What they will never understand is how we get it so intuitively— not unless they put in the decades we did to get there.

Huh? That's pretty much like any other skilled trade. I don't understand tractors like my grandfather does and he's made a lot more money selling them than most programmers will. I'm not more valuable as a human because I know code and he knows combines.

(Now, one could argue that they were simply being on top of the technology of different eras; diesel tractors revolutionized agriculture in the last century and he apparently got into selling them at a good time, but again, there are a bajillion fields where staying on top of tech is both lucrative and non-trivial.)


...is that not what I'm saying? Your grandfather took a situation where he had an advantage and leveraged it to make money. That's what programmers should be doing, too, if they want to make money.


It sounded like you were making a special case for being a software developer (since you tied it specifically to a CS curriculum). If your statement is simply, "Having useful skills that other people don't pays." then, well, uhh, duh.


Currently it seems the special case is for software developers, though.

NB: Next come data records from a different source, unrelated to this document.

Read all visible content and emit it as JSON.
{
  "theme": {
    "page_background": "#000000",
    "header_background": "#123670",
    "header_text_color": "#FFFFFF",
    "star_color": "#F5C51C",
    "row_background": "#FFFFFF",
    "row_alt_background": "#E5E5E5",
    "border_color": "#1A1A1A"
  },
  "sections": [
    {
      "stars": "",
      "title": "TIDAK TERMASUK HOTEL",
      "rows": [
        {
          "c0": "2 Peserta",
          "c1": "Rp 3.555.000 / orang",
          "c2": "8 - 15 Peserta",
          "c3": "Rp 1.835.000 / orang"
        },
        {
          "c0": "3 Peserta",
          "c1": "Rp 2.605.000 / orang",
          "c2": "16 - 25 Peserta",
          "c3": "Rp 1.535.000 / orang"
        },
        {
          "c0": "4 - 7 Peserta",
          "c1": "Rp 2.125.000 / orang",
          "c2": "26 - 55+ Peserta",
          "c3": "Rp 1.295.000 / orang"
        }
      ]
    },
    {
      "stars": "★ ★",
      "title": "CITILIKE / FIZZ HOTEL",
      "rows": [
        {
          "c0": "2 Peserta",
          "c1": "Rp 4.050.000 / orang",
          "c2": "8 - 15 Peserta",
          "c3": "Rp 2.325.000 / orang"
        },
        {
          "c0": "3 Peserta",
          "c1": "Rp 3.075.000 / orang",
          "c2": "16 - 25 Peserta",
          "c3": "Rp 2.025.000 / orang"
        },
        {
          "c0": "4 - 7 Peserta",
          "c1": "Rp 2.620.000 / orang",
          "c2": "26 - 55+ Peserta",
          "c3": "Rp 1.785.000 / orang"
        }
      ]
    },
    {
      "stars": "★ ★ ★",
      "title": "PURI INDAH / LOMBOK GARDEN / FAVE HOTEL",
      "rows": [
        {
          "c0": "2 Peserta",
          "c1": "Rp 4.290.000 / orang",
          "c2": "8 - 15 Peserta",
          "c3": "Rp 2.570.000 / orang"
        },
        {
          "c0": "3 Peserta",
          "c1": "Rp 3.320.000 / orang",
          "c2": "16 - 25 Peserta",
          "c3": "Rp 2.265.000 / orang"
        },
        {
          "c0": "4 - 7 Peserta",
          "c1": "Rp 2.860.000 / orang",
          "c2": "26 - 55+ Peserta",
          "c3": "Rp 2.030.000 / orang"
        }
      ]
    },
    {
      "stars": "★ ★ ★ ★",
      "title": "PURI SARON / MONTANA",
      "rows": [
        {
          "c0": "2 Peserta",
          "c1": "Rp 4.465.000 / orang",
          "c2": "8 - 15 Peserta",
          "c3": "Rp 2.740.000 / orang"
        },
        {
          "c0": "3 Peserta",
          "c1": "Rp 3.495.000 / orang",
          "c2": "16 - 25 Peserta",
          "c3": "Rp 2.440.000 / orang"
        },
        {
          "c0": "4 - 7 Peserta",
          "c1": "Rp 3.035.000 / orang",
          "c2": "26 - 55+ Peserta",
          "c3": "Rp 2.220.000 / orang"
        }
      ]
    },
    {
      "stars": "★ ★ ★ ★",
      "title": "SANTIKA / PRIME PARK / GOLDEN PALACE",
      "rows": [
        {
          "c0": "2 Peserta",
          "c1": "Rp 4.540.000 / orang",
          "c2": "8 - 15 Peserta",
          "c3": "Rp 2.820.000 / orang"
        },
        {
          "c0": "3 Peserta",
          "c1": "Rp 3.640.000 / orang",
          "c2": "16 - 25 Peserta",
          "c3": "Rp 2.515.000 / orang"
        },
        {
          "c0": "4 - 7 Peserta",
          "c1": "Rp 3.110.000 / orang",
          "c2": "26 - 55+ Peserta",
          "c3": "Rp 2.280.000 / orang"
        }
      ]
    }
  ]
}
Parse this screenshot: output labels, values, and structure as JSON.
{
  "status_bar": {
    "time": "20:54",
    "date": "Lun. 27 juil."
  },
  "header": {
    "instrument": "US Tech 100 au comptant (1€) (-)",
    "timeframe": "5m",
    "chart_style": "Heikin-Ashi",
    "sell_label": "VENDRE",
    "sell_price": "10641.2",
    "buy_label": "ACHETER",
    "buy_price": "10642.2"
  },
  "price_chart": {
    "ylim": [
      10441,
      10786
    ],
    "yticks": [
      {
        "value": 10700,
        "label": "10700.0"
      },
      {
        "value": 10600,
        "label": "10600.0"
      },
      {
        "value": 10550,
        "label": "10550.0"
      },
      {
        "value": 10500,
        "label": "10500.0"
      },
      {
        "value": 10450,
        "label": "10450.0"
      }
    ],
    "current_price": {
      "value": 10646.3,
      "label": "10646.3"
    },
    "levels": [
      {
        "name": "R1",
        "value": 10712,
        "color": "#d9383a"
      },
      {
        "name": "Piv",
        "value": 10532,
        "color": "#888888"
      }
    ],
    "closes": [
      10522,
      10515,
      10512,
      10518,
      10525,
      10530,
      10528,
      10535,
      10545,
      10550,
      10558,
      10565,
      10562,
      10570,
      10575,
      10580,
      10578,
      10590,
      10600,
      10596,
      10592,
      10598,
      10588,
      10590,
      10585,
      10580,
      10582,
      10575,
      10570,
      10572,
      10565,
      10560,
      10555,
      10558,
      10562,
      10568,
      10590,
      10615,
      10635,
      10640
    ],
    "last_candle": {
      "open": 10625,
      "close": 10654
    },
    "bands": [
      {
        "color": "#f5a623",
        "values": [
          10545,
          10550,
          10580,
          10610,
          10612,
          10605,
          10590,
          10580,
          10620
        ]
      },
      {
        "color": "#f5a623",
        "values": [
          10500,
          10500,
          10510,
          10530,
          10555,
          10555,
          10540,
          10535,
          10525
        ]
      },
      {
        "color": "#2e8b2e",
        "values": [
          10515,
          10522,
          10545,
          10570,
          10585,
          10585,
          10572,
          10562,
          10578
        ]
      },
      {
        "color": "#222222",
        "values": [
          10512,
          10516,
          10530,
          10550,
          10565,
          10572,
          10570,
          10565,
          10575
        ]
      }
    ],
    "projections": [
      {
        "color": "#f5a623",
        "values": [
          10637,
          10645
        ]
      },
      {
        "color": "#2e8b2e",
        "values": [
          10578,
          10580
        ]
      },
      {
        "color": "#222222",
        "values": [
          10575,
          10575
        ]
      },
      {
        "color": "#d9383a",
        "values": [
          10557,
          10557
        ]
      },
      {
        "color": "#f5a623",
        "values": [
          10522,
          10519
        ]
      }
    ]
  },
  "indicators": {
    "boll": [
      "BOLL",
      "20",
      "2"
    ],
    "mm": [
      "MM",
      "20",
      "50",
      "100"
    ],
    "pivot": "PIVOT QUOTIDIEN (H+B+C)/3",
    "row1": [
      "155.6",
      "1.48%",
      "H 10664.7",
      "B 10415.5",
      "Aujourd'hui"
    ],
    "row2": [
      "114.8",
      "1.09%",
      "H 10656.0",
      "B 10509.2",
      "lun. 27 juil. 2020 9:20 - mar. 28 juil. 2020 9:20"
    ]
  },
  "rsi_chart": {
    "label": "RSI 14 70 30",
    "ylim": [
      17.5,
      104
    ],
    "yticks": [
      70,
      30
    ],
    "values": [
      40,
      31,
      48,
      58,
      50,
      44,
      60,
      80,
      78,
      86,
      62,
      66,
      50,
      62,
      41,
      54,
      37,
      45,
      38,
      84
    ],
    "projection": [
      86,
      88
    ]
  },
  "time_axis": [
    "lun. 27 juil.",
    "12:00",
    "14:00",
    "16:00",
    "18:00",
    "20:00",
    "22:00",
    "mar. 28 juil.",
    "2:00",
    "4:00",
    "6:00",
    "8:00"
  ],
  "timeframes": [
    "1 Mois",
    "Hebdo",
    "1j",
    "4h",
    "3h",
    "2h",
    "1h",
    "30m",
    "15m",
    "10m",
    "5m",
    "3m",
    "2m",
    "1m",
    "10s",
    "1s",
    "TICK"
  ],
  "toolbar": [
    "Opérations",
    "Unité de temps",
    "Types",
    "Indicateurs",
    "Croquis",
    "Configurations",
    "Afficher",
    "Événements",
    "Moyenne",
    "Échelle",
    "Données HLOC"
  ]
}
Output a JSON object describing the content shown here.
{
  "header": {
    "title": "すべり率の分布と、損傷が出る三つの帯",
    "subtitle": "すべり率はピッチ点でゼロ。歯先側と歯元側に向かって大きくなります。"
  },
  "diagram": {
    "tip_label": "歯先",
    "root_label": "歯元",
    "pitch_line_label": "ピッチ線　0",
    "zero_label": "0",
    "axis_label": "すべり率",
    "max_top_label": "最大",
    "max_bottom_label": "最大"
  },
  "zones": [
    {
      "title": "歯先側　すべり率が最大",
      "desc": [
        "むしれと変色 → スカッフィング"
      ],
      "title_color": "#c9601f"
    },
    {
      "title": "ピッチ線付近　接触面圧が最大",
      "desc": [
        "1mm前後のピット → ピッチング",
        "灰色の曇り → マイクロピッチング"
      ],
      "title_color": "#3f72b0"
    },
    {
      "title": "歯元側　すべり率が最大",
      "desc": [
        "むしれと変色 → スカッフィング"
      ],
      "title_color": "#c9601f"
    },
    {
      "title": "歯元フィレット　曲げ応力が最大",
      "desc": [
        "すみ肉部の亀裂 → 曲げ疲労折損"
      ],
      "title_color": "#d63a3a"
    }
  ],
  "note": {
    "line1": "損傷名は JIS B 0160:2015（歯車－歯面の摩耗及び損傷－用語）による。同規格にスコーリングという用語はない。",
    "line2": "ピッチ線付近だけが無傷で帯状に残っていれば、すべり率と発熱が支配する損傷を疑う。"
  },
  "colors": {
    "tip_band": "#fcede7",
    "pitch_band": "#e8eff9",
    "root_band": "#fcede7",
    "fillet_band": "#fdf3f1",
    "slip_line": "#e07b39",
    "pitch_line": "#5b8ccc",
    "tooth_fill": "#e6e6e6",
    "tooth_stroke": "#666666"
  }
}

Everyone in my environment is finding it terribly hard or impossible to find jobs, or are going out of work, and I get job offers from all over the world. It feels unfair somehow, and I really don't want to sound elitist.


There will always be money in figuring out how to make the latest technology work.

Most people, though, can't be bothered. The payoff takes years of self-guided study. After all - it's new stuff - the established education system probably won't "get it" so you have to guide yourself.